"De pensamiento es la guerra mayor que se nos hace: ganémosla a pensamiento" José Martí

viernes, 3 de octubre de 2014

Reseña de “Breve historia de la euforia financiera”, de J. K. Galbraith Ayer y hoy de la especulación


Es vieja la querella entre los partidarios de una historia lineal como progreso y quienes prefieren entenderla como un ciclo de idas y venidas, avances y retrocesos, en la que los procesos históricos tienden más o menos a repetirse. El libro del gran economista John Kennneth Galbraith “Breve historia de la euforia financiera” (Ariel) no toma partido por una de estas dos tendencias, pero como si lo hiciera, porque encuentra numerosos rasgos comunes a las crisis especulativas: desde la crisis de los tulipanes en Holanda (1637) a la de Estados Unidos en 1987. Y aunque por razones obvias no lo diga -éste catedrático de la Universidad de Harvard, keynesiano, amigo de John F.Kennedy y embajador en la India durante dos años falleció en 2006- podría haber extendido el símil a la crisis que desde finales de 2007 azota al mundo occidental.

Con un lenguaje muy directo y sencillo –el del cátedro que se apea de la tribuna-, en “Breve historia de la euforia financiera” J.K. Galbraith se dirige al gran público en 135 páginas de trazo muy impresionista pero que, en este caso, parece el idóneo para la idea que pretende trasladar: “Las circunstancias que inducen a los episodios recurrentes de demencia financiera no han cambiado de ninguna manera realmente operativa desde la “tulipamanía” de 1636-1637”. Muchas veces esta pincelada difusa y vagarosa es la más efectiva para que el mensaje no se diluya.

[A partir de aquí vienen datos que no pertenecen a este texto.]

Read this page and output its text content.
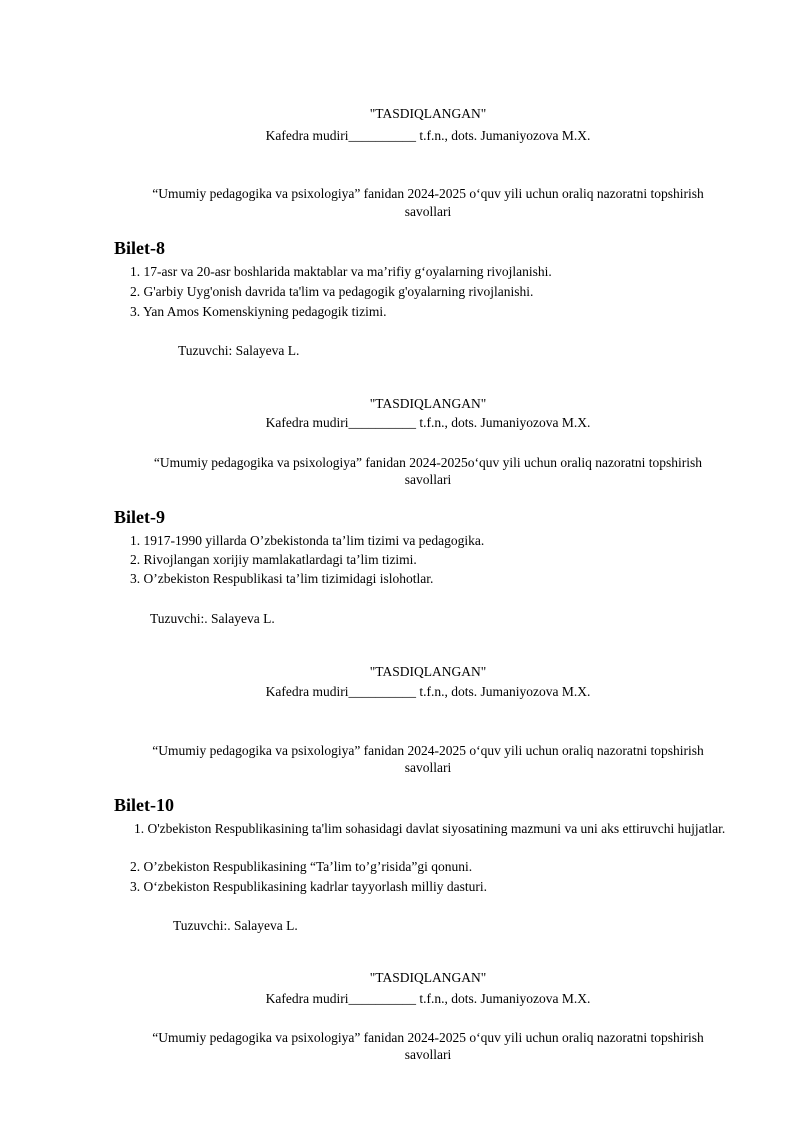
"TASDIQLANGAN"
Kafedra mudiri__________ t.f.n., dots. Jumaniyozova M.X.
“Umumiy pedagogika va psixologiya” fanidan 2024-2025 o‘quv yili uchun oraliq nazoratni topshirish
savollari
Bilet-8
1. 17-asr va 20-asr boshlarida maktablar va ma’rifiy g‘oyalarning rivojlanishi.
2. G'arbiy Uyg'onish davrida ta'lim va pedagogik g'oyalarning rivojlanishi.
3. Yan Amos Komenskiyning pedagogik tizimi.
Tuzuvchi: Salayeva L.
"TASDIQLANGAN"
Kafedra mudiri__________ t.f.n., dots. Jumaniyozova M.X.
“Umumiy pedagogika va psixologiya” fanidan 2024-2025o‘quv yili uchun oraliq nazoratni topshirish
savollari
Bilet-9
1. 1917-1990 yillarda O’zbekistonda ta’lim tizimi va pedagogika.
2. Rivojlangan xorijiy mamlakatlardagi ta’lim tizimi.
3. O’zbekiston Respublikasi ta’lim tizimidagi islohotlar.
Tuzuvchi:. Salayeva L.
"TASDIQLANGAN"
Kafedra mudiri__________ t.f.n., dots. Jumaniyozova M.X.
“Umumiy pedagogika va psixologiya” fanidan 2024-2025 o‘quv yili uchun oraliq nazoratni topshirish
savollari
Bilet-10
1. O'zbekiston Respublikasining ta'lim sohasidagi davlat siyosatining mazmuni va uni aks ettiruvchi hujjatlar.
2. O’zbekiston Respublikasining “Ta’lim to’g’risida”gi qonuni.
3. O‘zbekiston Respublikasining kadrlar tayyorlash milliy dasturi.
Tuzuvchi:. Salayeva L.
"TASDIQLANGAN"
Kafedra mudiri__________ t.f.n., dots. Jumaniyozova M.X.
“Umumiy pedagogika va psixologiya” fanidan 2024-2025 o‘quv yili uchun oraliq nazoratni topshirish
savollari
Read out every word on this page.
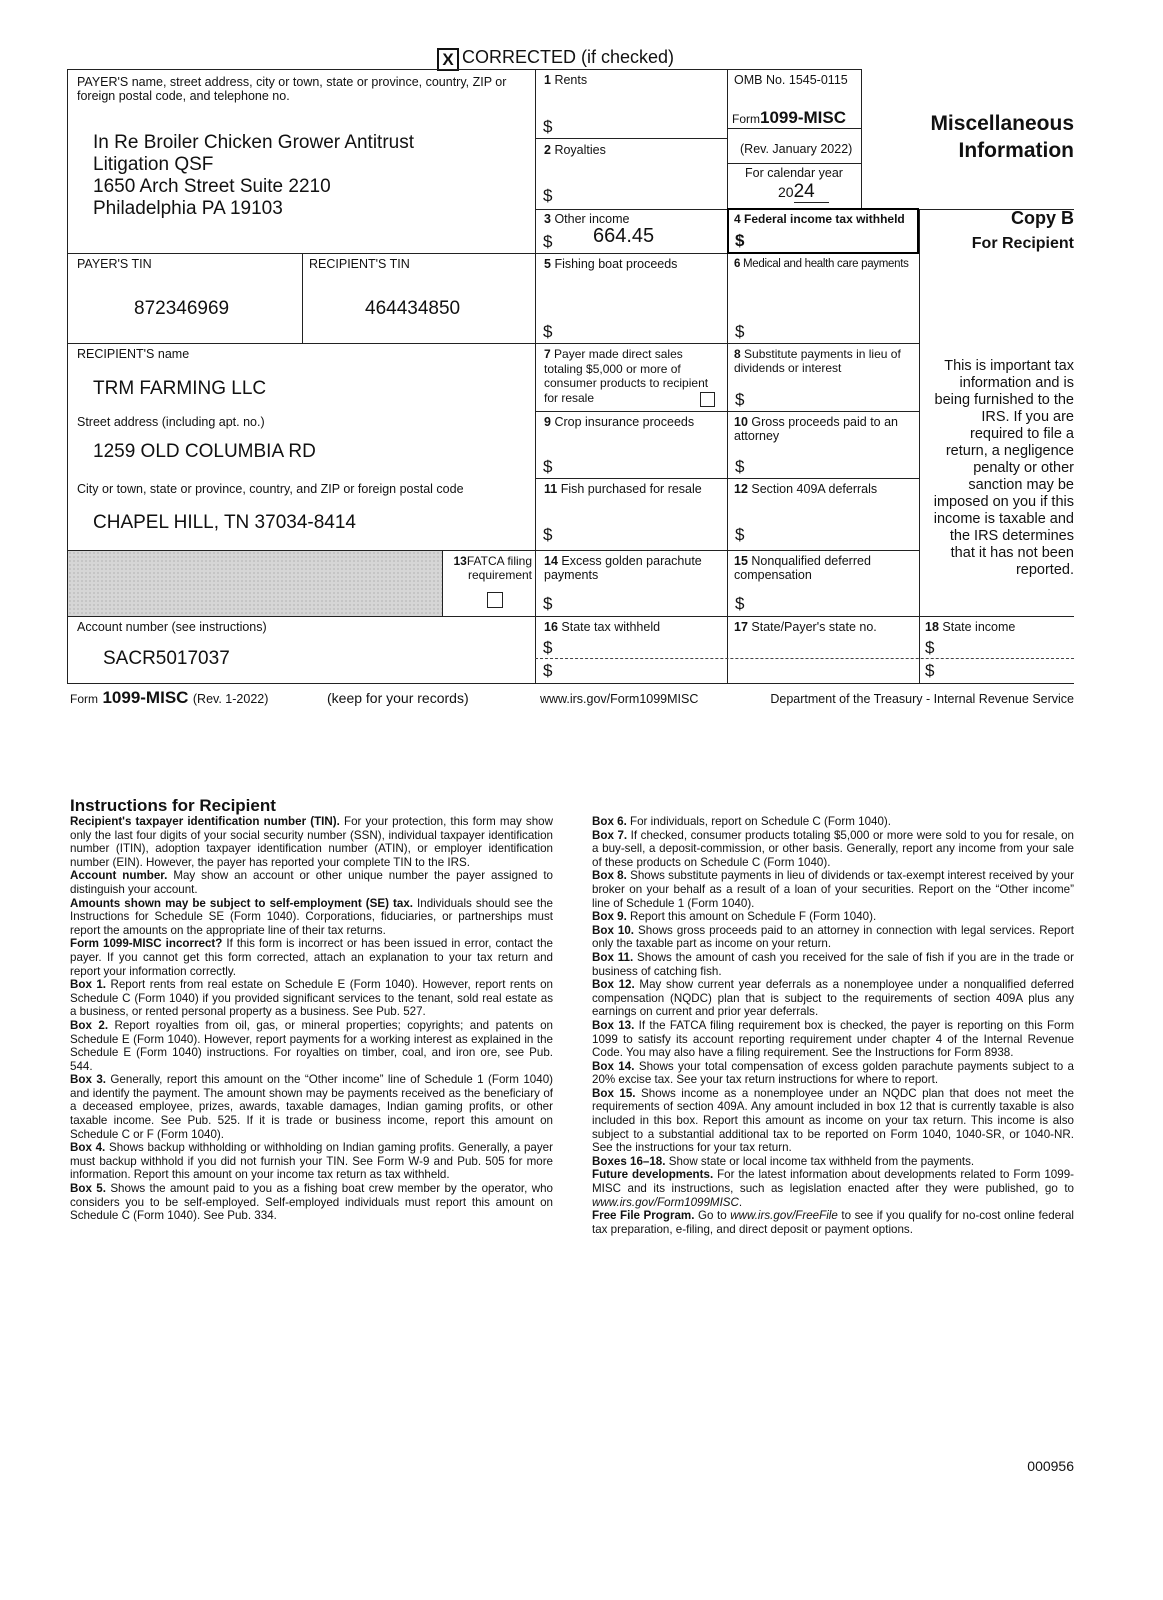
X CORRECTED (if checked)
PAYER'S name, street address, city or town, state or province, country, ZIP or foreign postal code, and telephone no.
In Re Broiler Chicken Grower Antitrust
Litigation QSF
1650 Arch Street Suite 2210
Philadelphia PA 19103
1 Rents
$
2 Royalties
$
3 Other income
$ 664.45
OMB No. 1545-0115
Form1099-MISC
(Rev. January 2022)
For calendar year
2024
Miscellaneous
Information
4 Federal income tax withheld
$
Copy B
For Recipient
PAYER'S TIN
872346969
RECIPIENT'S TIN
464434850
5 Fishing boat proceeds
$
6 Medical and health care payments
$
RECIPIENT'S name
TRM FARMING LLC
7 Payer made direct sales totaling $5,000 or more of consumer products to recipient for resale
8 Substitute payments in lieu of dividends or interest
$
This is important tax information and is being furnished to the IRS. If you are required to file a return, a negligence penalty or other sanction may be imposed on you if this income is taxable and the IRS determines that it has not been reported.
Street address (including apt. no.)
1259 OLD COLUMBIA RD
9 Crop insurance proceeds
$
10 Gross proceeds paid to an attorney
$
City or town, state or province, country, and ZIP or foreign postal code
CHAPEL HILL, TN 37034-8414
11 Fish purchased for resale
$
12 Section 409A deferrals
$
13FATCA filing requirement
14 Excess golden parachute payments
$
15 Nonqualified deferred compensation
$
Account number (see instructions)
SACR5017037
16 State tax withheld
$
$
17 State/Payer's state no.	18 State income
$
$
Form 1099-MISC (Rev. 1-2022)	(keep for your records)	www.irs.gov/Form1099MISC	Department of the Treasury - Internal Revenue Service
Instructions for Recipient

Recipient's taxpayer identification number (TIN). For your protection, this form may show only the last four digits of your social security number (SSN), individual taxpayer identification number (ITIN), adoption taxpayer identification number (ATIN), or employer identification number (EIN). However, the payer has reported your complete TIN to the IRS.

Account number. May show an account or other unique number the payer assigned to distinguish your account.

Amounts shown may be subject to self-employment (SE) tax. Individuals should see the Instructions for Schedule SE (Form 1040). Corporations, fiduciaries, or partnerships must report the amounts on the appropriate line of their tax returns.

Form 1099-MISC incorrect? If this form is incorrect or has been issued in error, contact the payer. If you cannot get this form corrected, attach an explanation to your tax return and report your information correctly.

Box 1. Report rents from real estate on Schedule E (Form 1040). However, report rents on Schedule C (Form 1040) if you provided significant services to the tenant, sold real estate as a business, or rented personal property as a business. See Pub. 527.

Box 2. Report royalties from oil, gas, or mineral properties; copyrights; and patents on Schedule E (Form 1040). However, report payments for a working interest as explained in the Schedule E (Form 1040) instructions. For royalties on timber, coal, and iron ore, see Pub. 544.

Box 3. Generally, report this amount on the “Other income” line of Schedule 1 (Form 1040) and identify the payment. The amount shown may be payments received as the beneficiary of a deceased employee, prizes, awards, taxable damages, Indian gaming profits, or other taxable income. See Pub. 525. If it is trade or business income, report this amount on Schedule C or F (Form 1040).

Box 4. Shows backup withholding or withholding on Indian gaming profits. Generally, a payer must backup withhold if you did not furnish your TIN. See Form W-9 and Pub. 505 for more information. Report this amount on your income tax return as tax withheld.

Box 5. Shows the amount paid to you as a fishing boat crew member by the operator, who considers you to be self-employed. Self-employed individuals must report this amount on Schedule C (Form 1040). See Pub. 334.

Box 6. For individuals, report on Schedule C (Form 1040).

Box 7. If checked, consumer products totaling $5,000 or more were sold to you for resale, on a buy-sell, a deposit-commission, or other basis. Generally, report any income from your sale of these products on Schedule C (Form 1040).

Box 8. Shows substitute payments in lieu of dividends or tax-exempt interest received by your broker on your behalf as a result of a loan of your securities. Report on the “Other income” line of Schedule 1 (Form 1040).

Box 9. Report this amount on Schedule F (Form 1040).

Box 10. Shows gross proceeds paid to an attorney in connection with legal services. Report only the taxable part as income on your return.

Box 11. Shows the amount of cash you received for the sale of fish if you are in the trade or business of catching fish.

Box 12. May show current year deferrals as a nonemployee under a nonqualified deferred compensation (NQDC) plan that is subject to the requirements of section 409A plus any earnings on current and prior year deferrals.

Box 13. If the FATCA filing requirement box is checked, the payer is reporting on this Form 1099 to satisfy its account reporting requirement under chapter 4 of the Internal Revenue Code. You may also have a filing requirement. See the Instructions for Form 8938.

Box 14. Shows your total compensation of excess golden parachute payments subject to a 20% excise tax. See your tax return instructions for where to report.

Box 15. Shows income as a nonemployee under an NQDC plan that does not meet the requirements of section 409A. Any amount included in box 12 that is currently taxable is also included in this box. Report this amount as income on your tax return. This income is also subject to a substantial additional tax to be reported on Form 1040, 1040-SR, or 1040-NR. See the instructions for your tax return.

Boxes 16–18. Show state or local income tax withheld from the payments.

Future developments. For the latest information about developments related to Form 1099-MISC and its instructions, such as legislation enacted after they were published, go to www.irs.gov/Form1099MISC.

Free File Program. Go to www.irs.gov/FreeFile to see if you qualify for no-cost online federal tax preparation, e-filing, and direct deposit or payment options.

000956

En 1636 la demanda de tulipanes se disparó en Holanda. Incluso se inauguraron mercados para la venta en las bolsas de Ámsterdam, Rotterdam, Haarlem y otras ciudades. En estos mercados, como ha ocurrido siempre, se compraba y vendía, y hubo muchas personas que de sopetón llegaron a enriquecerse. Especulaban con tulipanes nobles, granjeros, peones, marinos y sirvientas, que vendían sus bienes y a continuación adquirían estas flores. Los famosos tulipanes resultaron un factor de “arrastre” para el conjunto de la economía: subieron los precios de los productos de primera necesidad, casas, caballos y artículos de lujo. Las operaciones se volvieron cada vez más intrincadas. Hasta que la “burbuja” hizo crack en 1637.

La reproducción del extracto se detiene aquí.